Monday, January 30, 2012

Emotional Chastity in the beginning of Romantic Relationships

This morning I got the following email from a friend:
I'm writing an article on emotional chastity, and my focus is the beginning of romantic relationships.  On our first few dates, we women often dream about how our date must be Mr. Right and as a consequence of our premature emotional attachments, the relationship either spins out of control or our hearts become unnecessarily wounded.  I am seeking to describe this phenomenon.
I am collecting ideas of the good and the ugly.  The good habits we women have to protect our hearts at the beginning of relationships, and the bad things we do that allow us to get carried away. 

Would you mind sharing your observations? I will not use anyone's names, I am just looking for ideas!  I also will not presume that what you share describes your own habits; I'm merely looking for trends of the woman's heart.  To get your wheels turning, here are a few I have in mind:
The ugly:
  • Facebook stalking
  • marrying him in our heads before we're asked on a second date
  • evaluating how our first name will sound with his last
  • imagining how beautiful "our" children would be.
The good:
  • Keeping busy with other things
  • Calling him back or texting him back only (never initiating contact)

So I responded with the following.

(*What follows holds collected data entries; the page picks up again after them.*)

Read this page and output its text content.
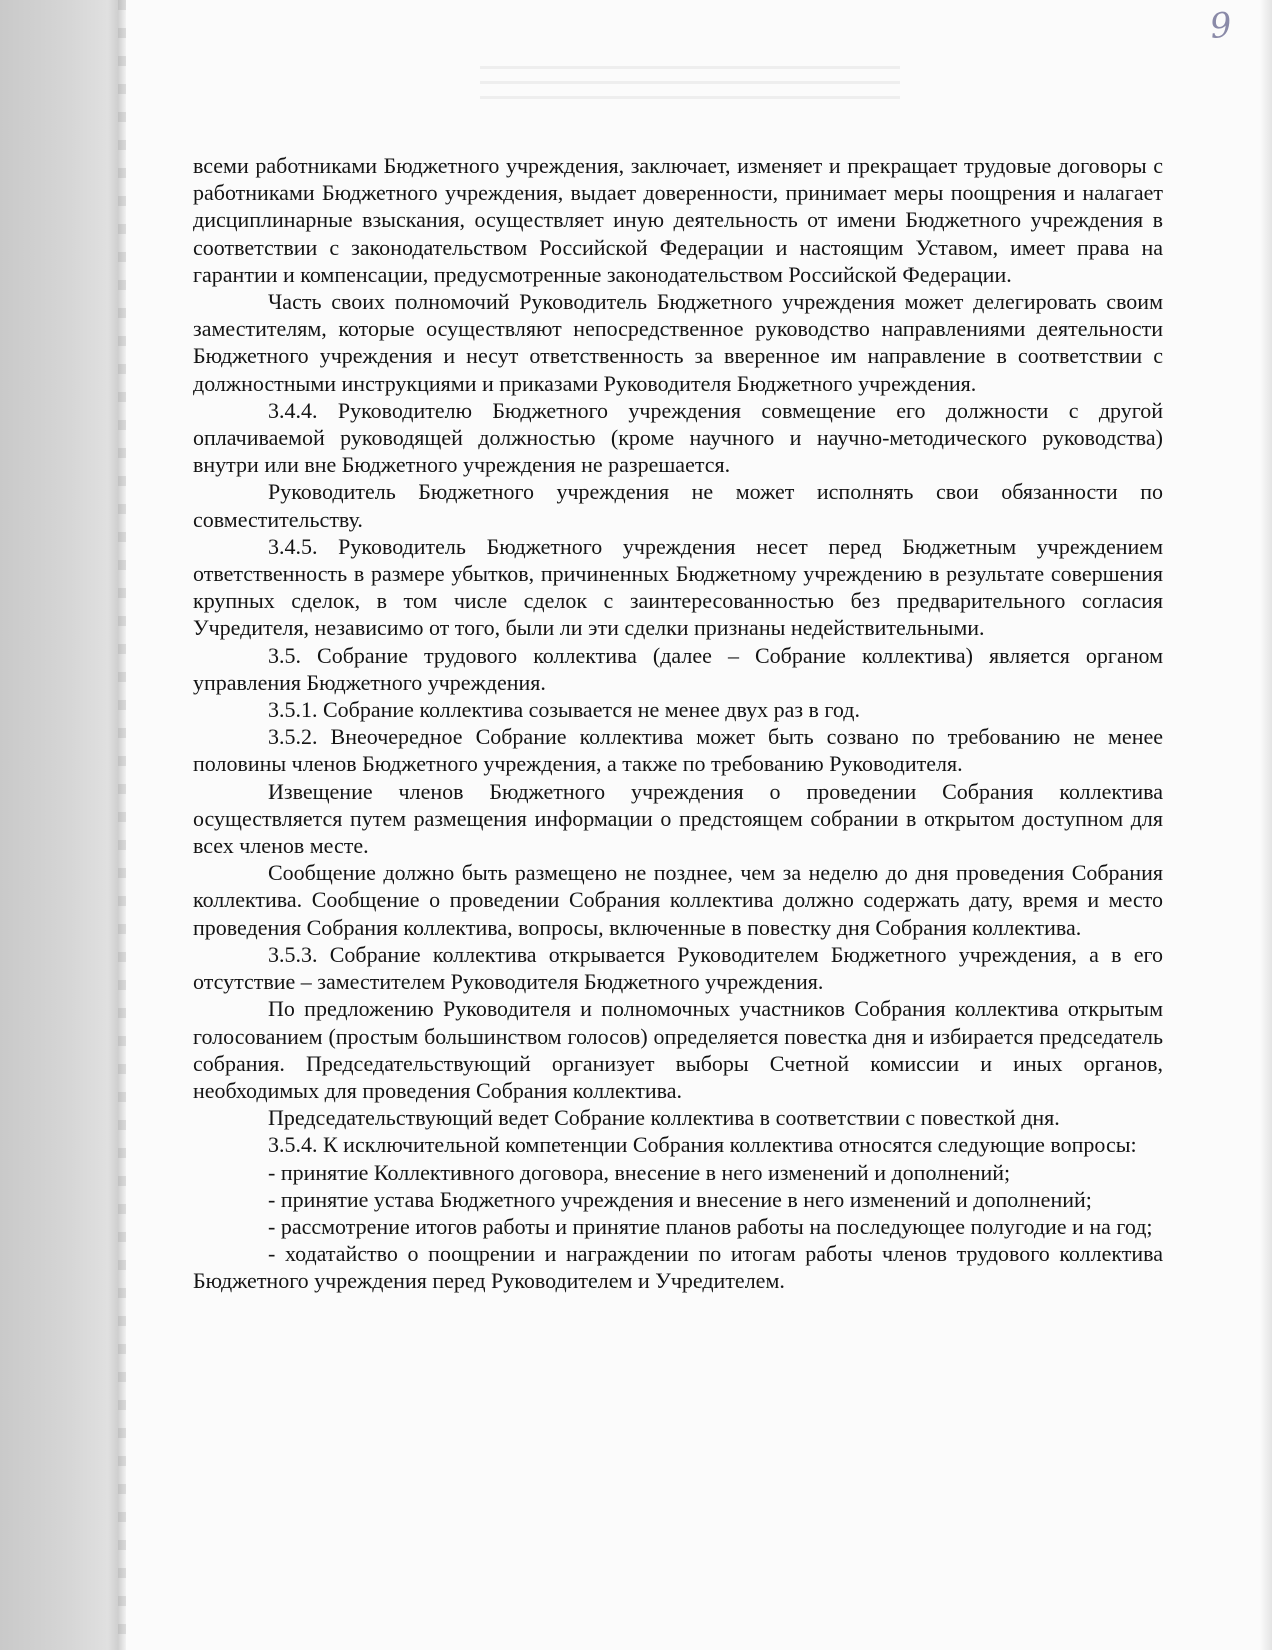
9

всеми работниками Бюджетного учреждения, заключает, изменяет и прекращает трудовые договоры с работниками Бюджетного учреждения, выдает доверенности, принимает меры поощрения и налагает дисциплинарные взыскания, осуществляет иную деятельность от имени Бюджетного учреждения в соответствии с законодательством Российской Федерации и настоящим Уставом, имеет права на гарантии и компенсации, предусмотренные законодательством Российской Федерации.

Часть своих полномочий Руководитель Бюджетного учреждения может делегировать своим заместителям, которые осуществляют непосредственное руководство направлениями деятельности Бюджетного учреждения и несут ответственность за вверенное им направление в соответствии с должностными инструкциями и приказами Руководителя Бюджетного учреждения.

3.4.4. Руководителю Бюджетного учреждения совмещение его должности с другой оплачиваемой руководящей должностью (кроме научного и научно-методического руководства) внутри или вне Бюджетного учреждения не разрешается.

Руководитель Бюджетного учреждения не может исполнять свои обязанности по совместительству.

3.4.5. Руководитель Бюджетного учреждения несет перед Бюджетным учреждением ответственность в размере убытков, причиненных Бюджетному учреждению в результате совершения крупных сделок, в том числе сделок с заинтересованностью без предварительного согласия Учредителя, независимо от того, были ли эти сделки признаны недействительными.

3.5. Собрание трудового коллектива (далее – Собрание коллектива) является органом управления Бюджетного учреждения.

3.5.1. Собрание коллектива созывается не менее двух раз в год.

3.5.2. Внеочередное Собрание коллектива может быть созвано по требованию не менее половины членов Бюджетного учреждения, а также по требованию Руководителя.

Извещение членов Бюджетного учреждения о проведении Собрания коллектива осуществляется путем размещения информации о предстоящем собрании в открытом доступном для всех членов месте.

Сообщение должно быть размещено не позднее, чем за неделю до дня проведения Собрания коллектива. Сообщение о проведении Собрания коллектива должно содержать дату, время и место проведения Собрания коллектива, вопросы, включенные в повестку дня Собрания коллектива.

3.5.3. Собрание коллектива открывается Руководителем Бюджетного учреждения, а в его отсутствие – заместителем Руководителя Бюджетного учреждения.

По предложению Руководителя и полномочных участников Собрания коллектива открытым голосованием (простым большинством голосов) определяется повестка дня и избирается председатель собрания. Председательствующий организует выборы Счетной комиссии и иных органов, необходимых для проведения Собрания коллектива.

Председательствующий ведет Собрание коллектива в соответствии с повесткой дня.

3.5.4. К исключительной компетенции Собрания коллектива относятся следующие вопросы:

- принятие Коллективного договора, внесение в него изменений и дополнений;

- принятие устава Бюджетного учреждения и внесение в него изменений и дополнений;

- рассмотрение итогов работы и принятие планов работы на последующее полугодие и на год;

- ходатайство о поощрении и награждении по итогам работы членов трудового коллектива Бюджетного учреждения перед Руководителем и Учредителем.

I like this idea, and I do see it happen all too often. I think that I am quite good about having good boundaries and not letting myself get overly emotionally attached. So these are some of my own personal reflections, having talked many friends through relational turmoil.

The Ugly:
-Thinking, “Is he the ONE?” which no doubt translates through our expressions and words and puts too much pressure on the relationship
- Getting overly excited and eager to do “girlfriendly” things like bake for him and invite him to things. Until things are established, the girl MUST refrain from extending any offers of any kind.
- Googling/facebook stalking him, talking to other people to “find out” about him, over-examining all of your conversations, examining all of his relationships with other girls that you know (or don’t know) that he spends time with.
- Reading his blog, or anything that would give you insight into him that he himself did not share with you.
-Considering how your life stories/future career interests may or may not align
- being impressed by his resume, network, job, education, etc. rather than letting yourself get to know his personality and character.

The Good:
- Letting him take every step and letting his behavior be your guide (ie if he opens up, you can open up).
- Continue to maintain openness to dating other men until he defines your relationship (this one got me into trouble  before, but I still maintain that it is the way of wisdom, to protect your own heart)
- Never assume anything. Assume platonic friendship unless he says, with his mouth, in English, to YOU that he is interested in dating you.
- Be equally friendly and gracious to everyone until he defines your relationship.
- Respond to his emails and text messages to the same degree of frequency, length and speed to which he contacts you.
- Do not allow yourself to spend more than three days a week with him until you are significantly involved and boyfriend and girlfriend. Too much attachment can grow.
- Spend time with other people, not just on one-on-one dates
- Be friendly and open, but do not share personal hopes/fears/dreams/desires until you are dating and there is a safe space to do so.
- Do not talk overly much about your future in terms of marriage/children. It’s okay to mention in passing, but not to elaborate on it, and especially never ever mention “our” future until you are formally engaged!!!!!
- Say at the beginning of a formal dating relationship (after you are boyfriend/girlfriend) that you do not use the word “love” lightly and that you do not want a man to tell you he loves you until he is ready to commit to you. Even if he feels it, he must not say so unless he is ready to propose.
- Don’t think about marriage. Just don’t go there. Of course you would never date someone you could not potentially marry, but why think about it when you should be enjoying dating/being boyfriend and girlfriend, and getting to know one another.
- Beware that while marriage is the formal uniting of two into one flesh, the conjoining of two-becoming-one starts with mutual affection and attraction. Guard this very carefully and realize that the longer you are on the path to “becoming one” the harder it will be to separate and break up if marriage is not the ending of the relationship.
- Even the most chaste physical intimacy like hugging and kissing leads to greater emotional intimacy so guard this very, very carefully. It is like emotional super-glue and when a relationship breaks up, one’s body goes through a withdrawal from the other person that makes losing them so much harder.
- Talk to your confidants about the relationship (not everyone, just your trusted, wise counsel). Listen to them with an open mind!!!!! Hear their criticism and take it to heart. You should not be with someone who cannot stand up to (in your mind) your caring friends’ challenge.

I am sure there are MANY more, but these are the few I have for now.